The fourth single off their massive Eliminator album was their breakout international hit and one of the first smash videos on MTV, which awarded “Best Group Video” at their first Video Awards in ’84. The band clearly knew they were onto something with the formula of good-looking women, a snazzy car and long beards to get them noticed on TV, this video added the “wait, there’s more!” to the formula – fuzzy, spinning guitars!
The pair of fuzzy guitars (a bass and a 6-string) were made by Dean Zelinsky, a well-known custom guitar maker. He’d known Billy Gibbons of the band for a few years and when Eliminator was nearly recorded, he recalls “one day I’m hanging in Los Angeles, and receive a call from Billy. In his southern drawl he says ‘I’m in the studio using the Dean ML (guitar) and it’s sounding incredible!’” He then flew Zelinsky to Houston so they could drive around and listen to the album, “not a final mix yet”, in Gibbons Mercedes. The guitar maker adds Gibbons “was really a soft-spoken, hospitable southern guy… when he dropped me off at the airport, he insisted on carrying my luggage.” No wonder he couldn’t say ‘no’ when Gibbons called him up at 3 AM one night, told him he’d just gotten Def Leppard to use Dean’s guitars… and “I’m sending you some sheepskins. I want you to put them on some guitars.” No word on how the spinning sheepskins came into play though.
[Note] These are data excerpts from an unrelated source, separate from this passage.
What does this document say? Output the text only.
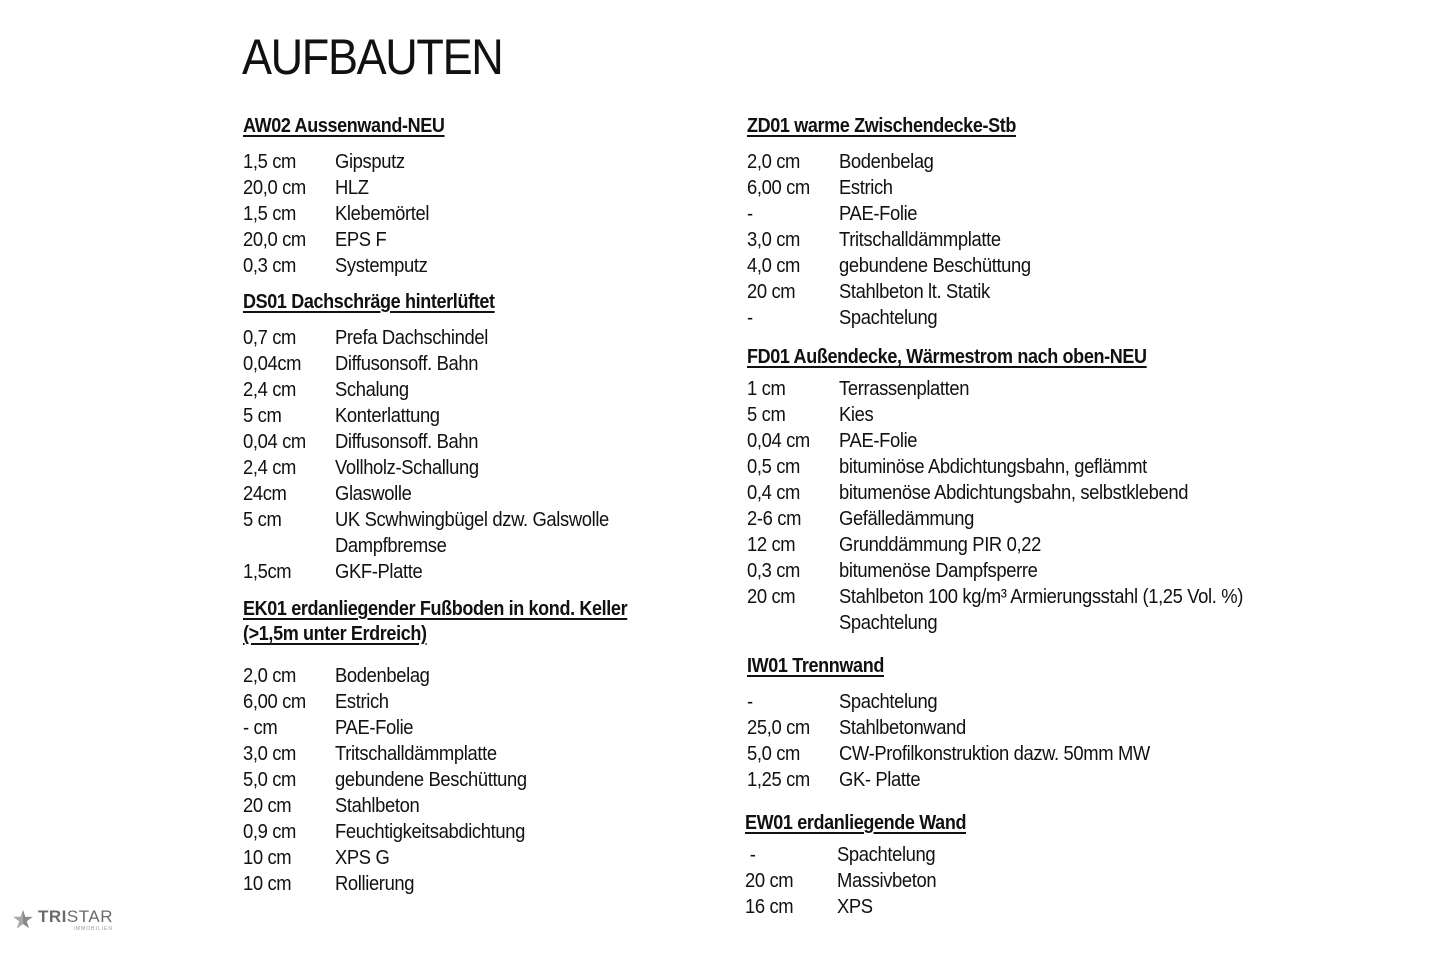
AUFBAUTEN
AW02 Aussenwand-NEU
1,5 cm	Gipsputz
20,0 cm	HLZ
1,5 cm	Klebemörtel
20,0 cm	EPS F
0,3 cm	Systemputz
DS01 Dachschräge hinterlüftet
0,7 cm	Prefa Dachschindel
0,04cm	Diffusonsoff. Bahn
2,4 cm	Schalung
5 cm	Konterlattung
0,04 cm	Diffusonsoff. Bahn
2,4 cm	Vollholz-Schallung
24cm	Glaswolle
5 cm	UK Scwhwingbügel dzw. Galswolle
Dampfbremse
1,5cm	GKF-Platte
EK01 erdanliegender Fußboden in kond. Keller
(>1,5m unter Erdreich)
2,0 cm	Bodenbelag
6,00 cm	Estrich
- cm	PAE-Folie
3,0 cm	Tritschalldämmplatte
5,0 cm	gebundene Beschüttung
20 cm	Stahlbeton
0,9 cm	Feuchtigkeitsabdichtung
10 cm	XPS G
10 cm	Rollierung
ZD01 warme Zwischendecke-Stb
2,0 cm	Bodenbelag
6,00 cm	Estrich
-	PAE-Folie
3,0 cm	Tritschalldämmplatte
4,0 cm	gebundene Beschüttung
20 cm	Stahlbeton lt. Statik
-	Spachtelung
FD01 Außendecke, Wärmestrom nach oben-NEU
1 cm	Terrassenplatten
5 cm	Kies
0,04 cm	PAE-Folie
0,5 cm	bituminöse Abdichtungsbahn, geflämmt
0,4 cm	bitumenöse Abdichtungsbahn, selbstklebend
2-6 cm	Gefälledämmung
12 cm	Grunddämmung PIR 0,22
0,3 cm	bitumenöse Dampfsperre
20 cm	Stahlbeton 100 kg/m³ Armierungsstahl (1,25 Vol. %)
Spachtelung
IW01 Trennwand
-	Spachtelung
25,0 cm	Stahlbetonwand
5,0 cm	CW-Profilkonstruktion dazw. 50mm MW
1,25 cm	GK- Platte
EW01 erdanliegende Wand
-	Spachtelung
20 cm	Massivbeton
16 cm	XPS
TRISTAR
IMMOBILIEN
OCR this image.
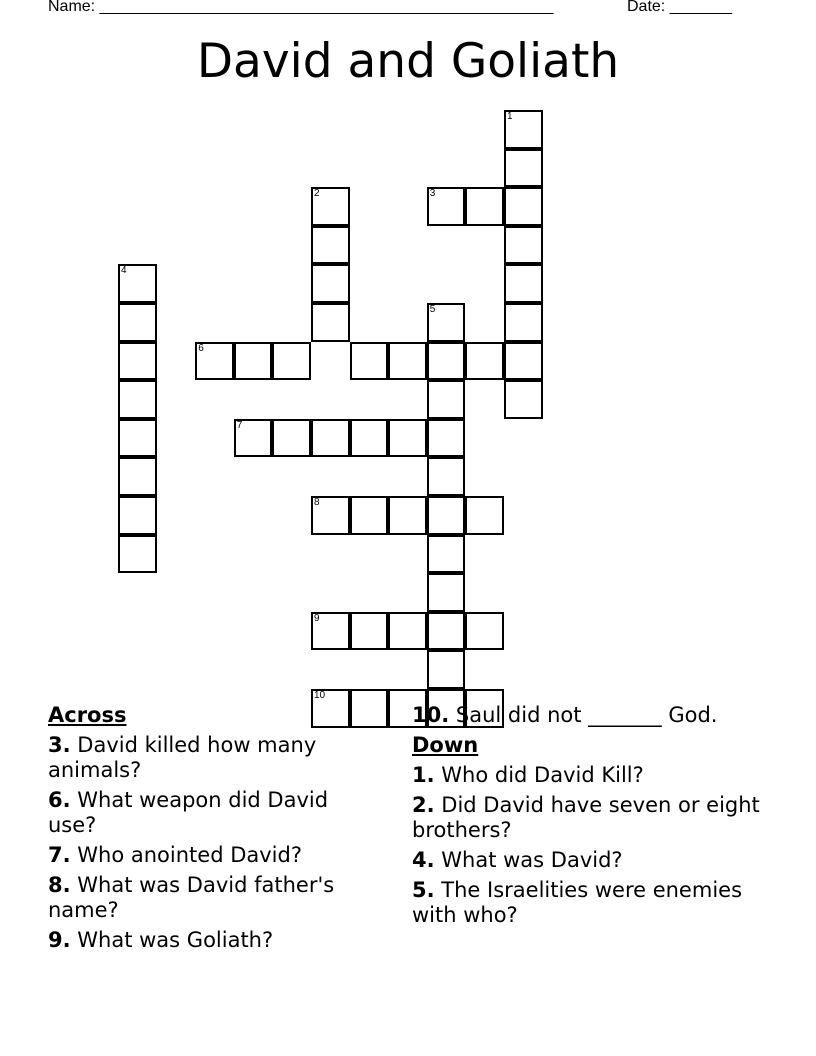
Name: ___________________________________________________	Date: _______
David and Goliath
2	3
4
5
6
7
8
9
10
1
Across
3. David killed how many animals?
6. What weapon did David use?
7. Who anointed David?
8. What was David father's name?
9. What was Goliath?
10. Saul did not _______ God.
Down
1. Who did David Kill?
2. Did David have seven or eight brothers?
4. What was David?
5. The Israelities were enemies with who?
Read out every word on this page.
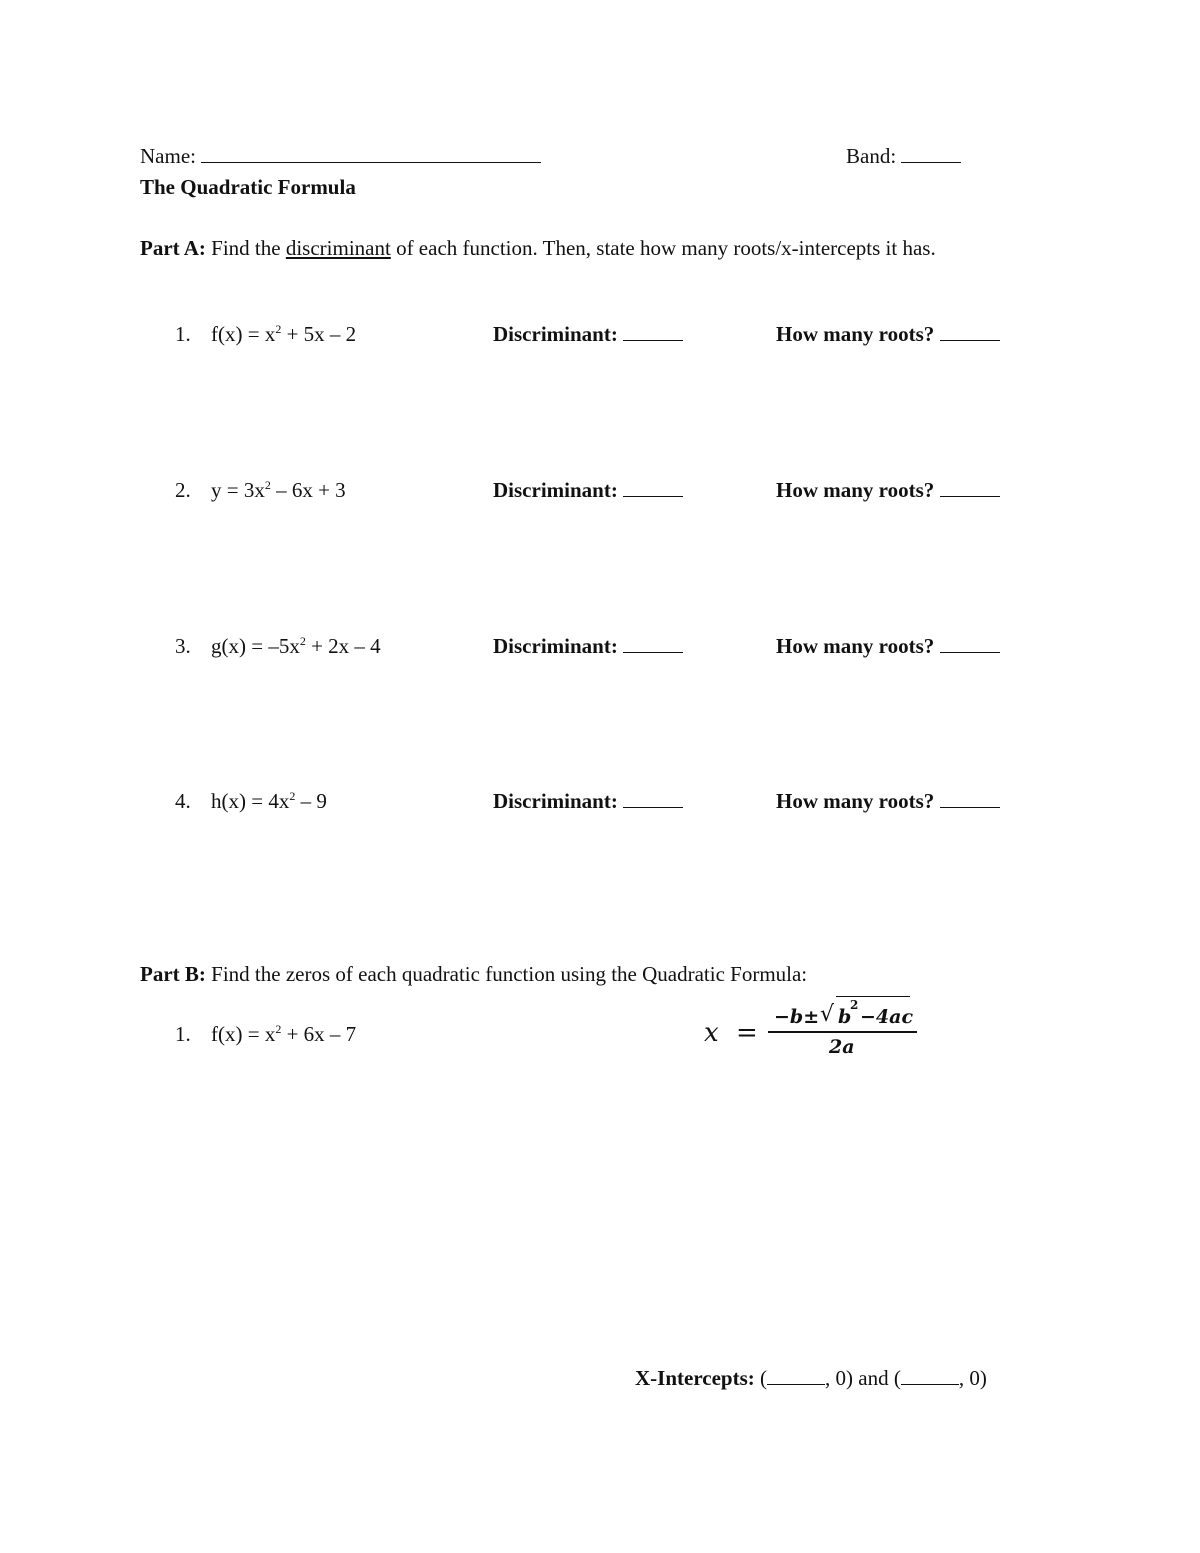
Name:	Band:
The Quadratic Formula
Part A: Find the discriminant of each function. Then, state how many roots/x-intercepts it has.
1. $f(x) = x^2 + 5x - 2$	Discriminant:	How many roots?
2. $y = 3x^2 - 6x + 3$	Discriminant:	How many roots?
3. $g(x) = -5x^2 + 2x - 4$	Discriminant:	How many roots?
4. $h(x) = 4x^2 - 9$	Discriminant:	How many roots?
Part B: Find the zeros of each quadratic function using the Quadratic Formula:
1. $f(x) = x^2 + 6x - 7$	x =
−b± √ b
2
−4ac
2a
X-Intercepts: (	, 0) and (	, 0)
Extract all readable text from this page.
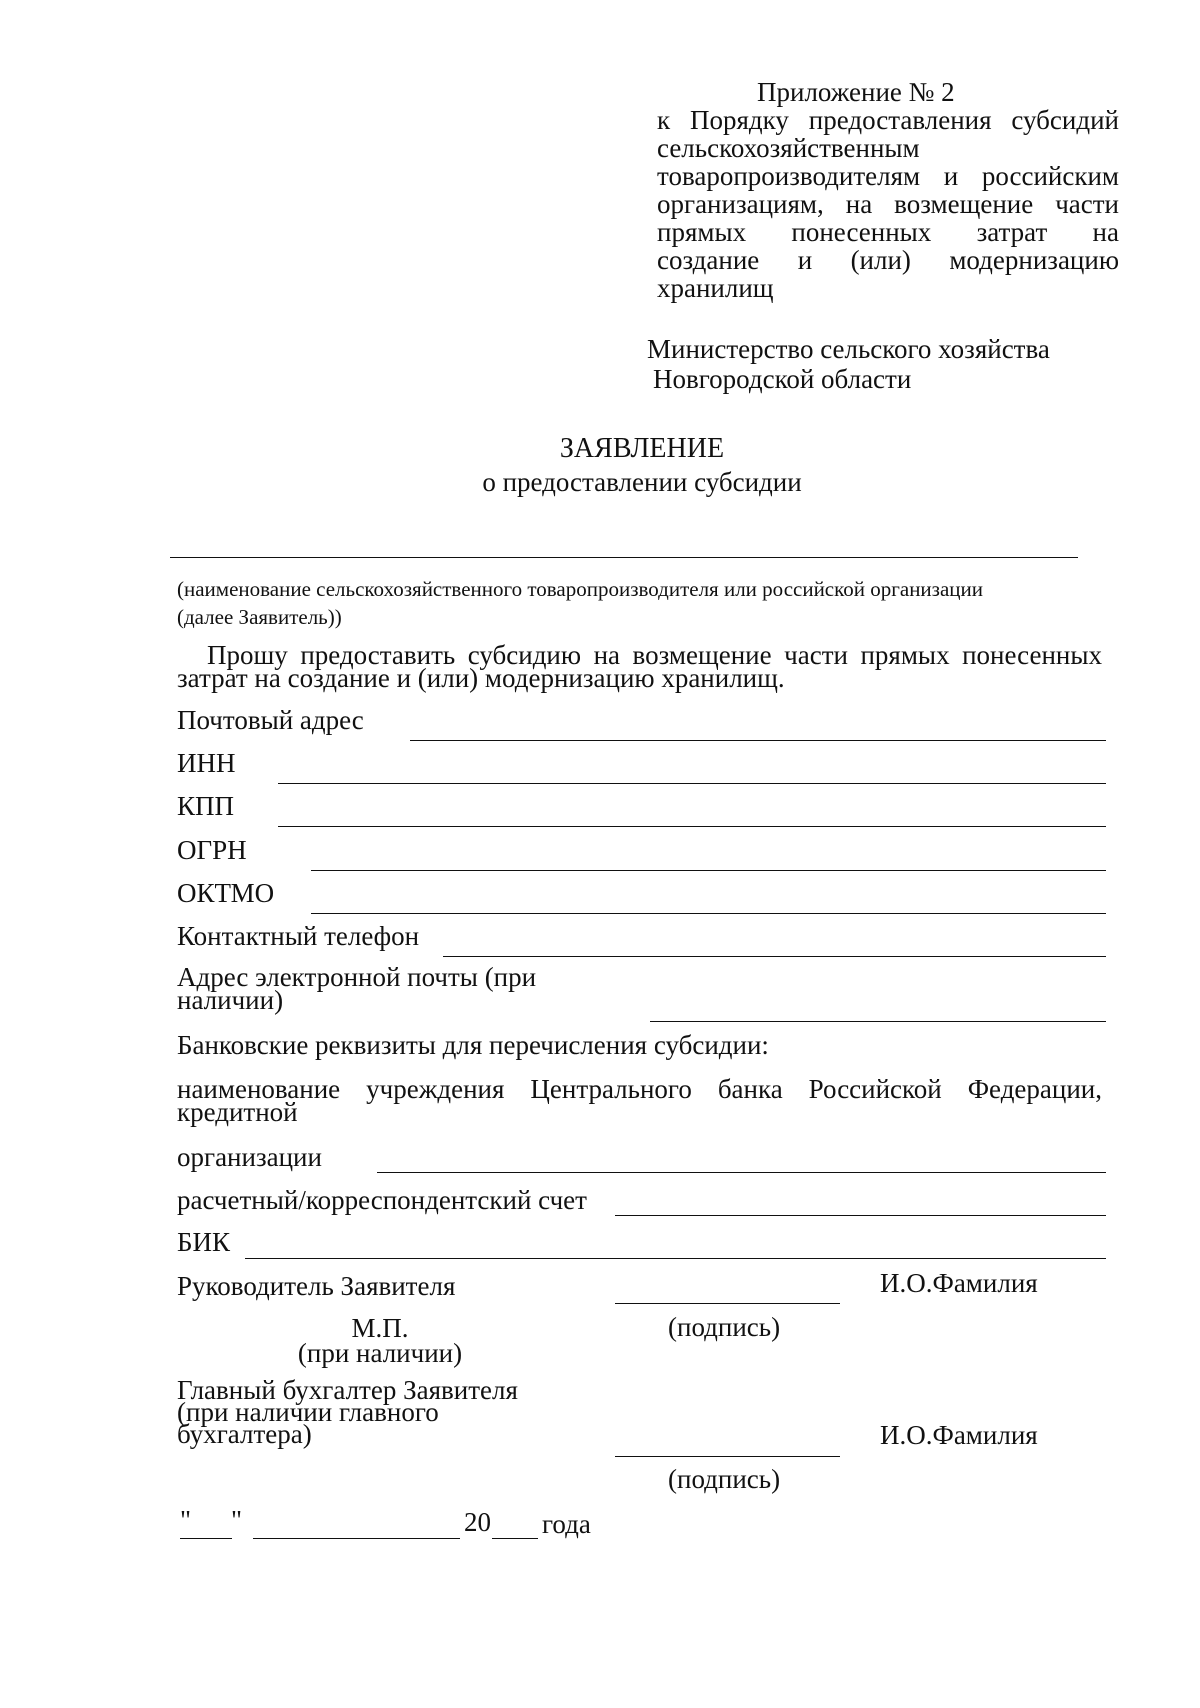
Приложение № 2
к Порядку предоставления субсидий
сельскохозяйственным
товаропроизводителям и российским
организациям, на возмещение части
прямых понесенных затрат на
создание и (или) модернизацию
хранилищ
Министерство сельского хозяйства
Новгородской области
ЗАЯВЛЕНИЕ
о предоставлении субсидии
(наименование сельскохозяйственного товаропроизводителя или российской организации
(далее Заявитель))
Прошу предоставить субсидию на возмещение части прямых понесенных
затрат на создание и (или) модернизацию хранилищ.
Почтовый адрес
ИНН
КПП
ОГРН
ОКТМО
Контактный телефон
Адрес электронной почты (при
наличии)
Банковские реквизиты для перечисления субсидии:
наименование учреждения Центрального банка Российской Федерации,
кредитной
организации
расчетный/корреспондентский счет
БИК
Руководитель Заявителя	И.О.Фамилия
(подпись)
М.П.
(при наличии)
Главный бухгалтер Заявителя
(при наличии главного
бухгалтера)	И.О.Фамилия
(подпись)
" "	20 года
Although all of ZZ Top appear in the video and on the record credits, the “band” recording it was in fact only singer/guitarist Billy Gibbons and studio tech Terry Manning who played synthesizers and did the mixing work. The surprising drum machine rhythm and synths (surprising in context of the band’s rep as a straight-ahead guitar rock band) was played up a bit in the 12″ single which became a hit on dance charts. It also hit the top 10 in Canada and Australia. Amazingly, the almost entirely new sound they created worked both on their traditional markets and new ones. It was hard enough, and “good ol’ boy” enough to fit comfortably on classic rock and metal stations but the synth-driven sound and dance beat put them in unfamiliar territory on dance or college rock stations.
Gibbons says he got the idea for the song when he saw a “real pretty girl” out in the rain one day when he was driving and “her legs were the first thing I noticed.” He turned around to offer her a ride, but she was gone – but the idea for a song was on!